Three aspects of precipitate growth by a ledge mechanism in a Ni-45wt%Cr alloy were investigated. The strain energy for ledge formation and ledge growth kinetics and the emission of structural defects were studied experimentally during the growth of bcc laths from an fcc matrix.

The elastic strain energy of a growth ledge as a function of the ledge location was estimated using an Eshelby-type model. Ledge nucleation is only likely at facet areas where the interaction energy between the ledge and the precipitate is negative. Ledges form with the lowest strain energy on the broad habit plane of coherent precipitates. On a partially coherent lath the strain energy is lowest for a ledge located on the facet perpendicular to the crystallographic invariant line. This situation favors precipitate lengthening in the invariant line direction.

Experimental measurement of growth kinetics of the precipitate was made to examine the mechanistic relationship between precipitate growth kinetics and its morphology. TEM was employed to measure overall precipitate growth kinetics as function of time, crystallographic orientations and ledge density. Results show the precipitates widen and thicken by a ledge mechanism following parabolic growth laws. Morphology of precipitates during aging is closely related to the ledge density.
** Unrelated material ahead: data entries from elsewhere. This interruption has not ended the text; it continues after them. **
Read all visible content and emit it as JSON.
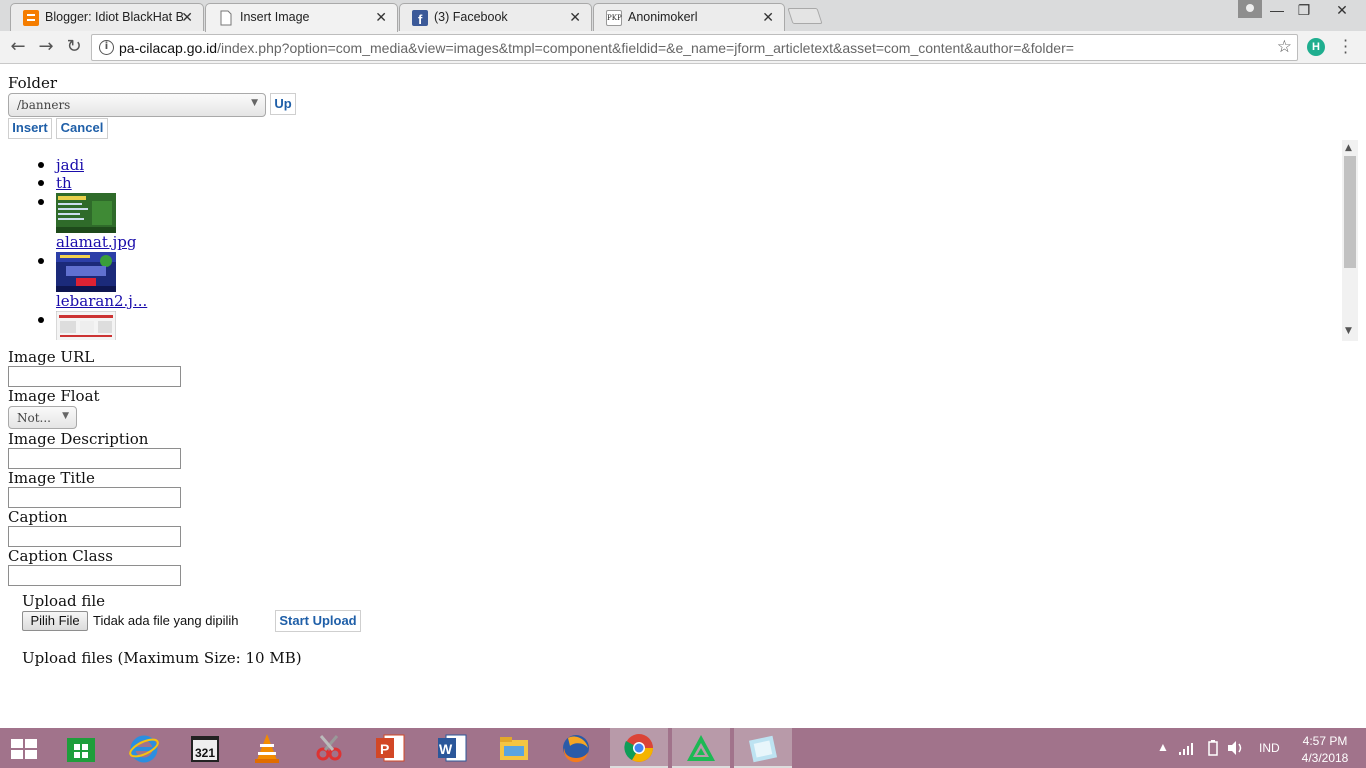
{
  "browser": {
    "tabs": [
      {
        "title": "Blogger: Idiot BlackHat B",
        "favicon": "blogger-icon",
        "active": false
      },
      {
        "title": "Insert Image",
        "favicon": "page-icon",
        "active": true
      },
      {
        "title": "(3) Facebook",
        "favicon": "facebook-icon",
        "active": false
      },
      {
        "title": "Anonimokerl",
        "favicon": "pkp-icon",
        "favicon_text": "PKP",
        "active": false
      }
    ],
    "url_host": "pa-cilacap.go.id",
    "url_path": "/index.php?option=com_media&view=images&tmpl=component&fieldid=&e_name=jform_articletext&asset=com_content&author=&folder=",
    "extension_badge": "H"
  },
  "form": {
    "folder_label": "Folder",
    "folder_value": "/banners",
    "up_button": "Up",
    "insert_button": "Insert",
    "cancel_button": "Cancel",
    "items": [
      {
        "name": "jadi",
        "kind": "folder"
      },
      {
        "name": "th",
        "kind": "folder"
      },
      {
        "name": "alamat.jpg",
        "kind": "image"
      },
      {
        "name": "lebaran2.j...",
        "kind": "image"
      }
    ],
    "image_url_label": "Image URL",
    "image_float_label": "Image Float",
    "image_float_value": "Not...",
    "image_description_label": "Image Description",
    "image_title_label": "Image Title",
    "caption_label": "Caption",
    "caption_class_label": "Caption Class",
    "upload_file_label": "Upload file",
    "choose_file_button": "Pilih File",
    "no_file_text": "Tidak ada file yang dipilih",
    "start_upload_button": "Start Upload",
    "upload_limit_text": "Upload files (Maximum Size: 10 MB)"
  },
  "taskbar": {
    "apps": [
      "start-icon",
      "store-icon",
      "internet-explorer-icon",
      "media-player-classic-icon",
      "vlc-icon",
      "snipping-tool-icon",
      "powerpoint-icon",
      "word-icon",
      "file-explorer-icon",
      "firefox-icon",
      "chrome-icon",
      "green-app-icon",
      "notepad-icon"
    ],
    "language": "IND",
    "time": "4:57 PM",
    "date": "4/3/2018"
  }
}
Several types of defect emission from partially coherent interphase boundary in the alloy were observed using conventional and in situ hot stage TEM techniques. Prismatic dislocation loops expand and glide off from the precipitate. Perfect a/2 (110)_fcc dislocations glide away from the broad habit plane. Stacking faults emanated from the broad face of the laths were observed during precipitate growth. These defects result in steps in the interface and appear to compensate misfit in the broad face of the lath.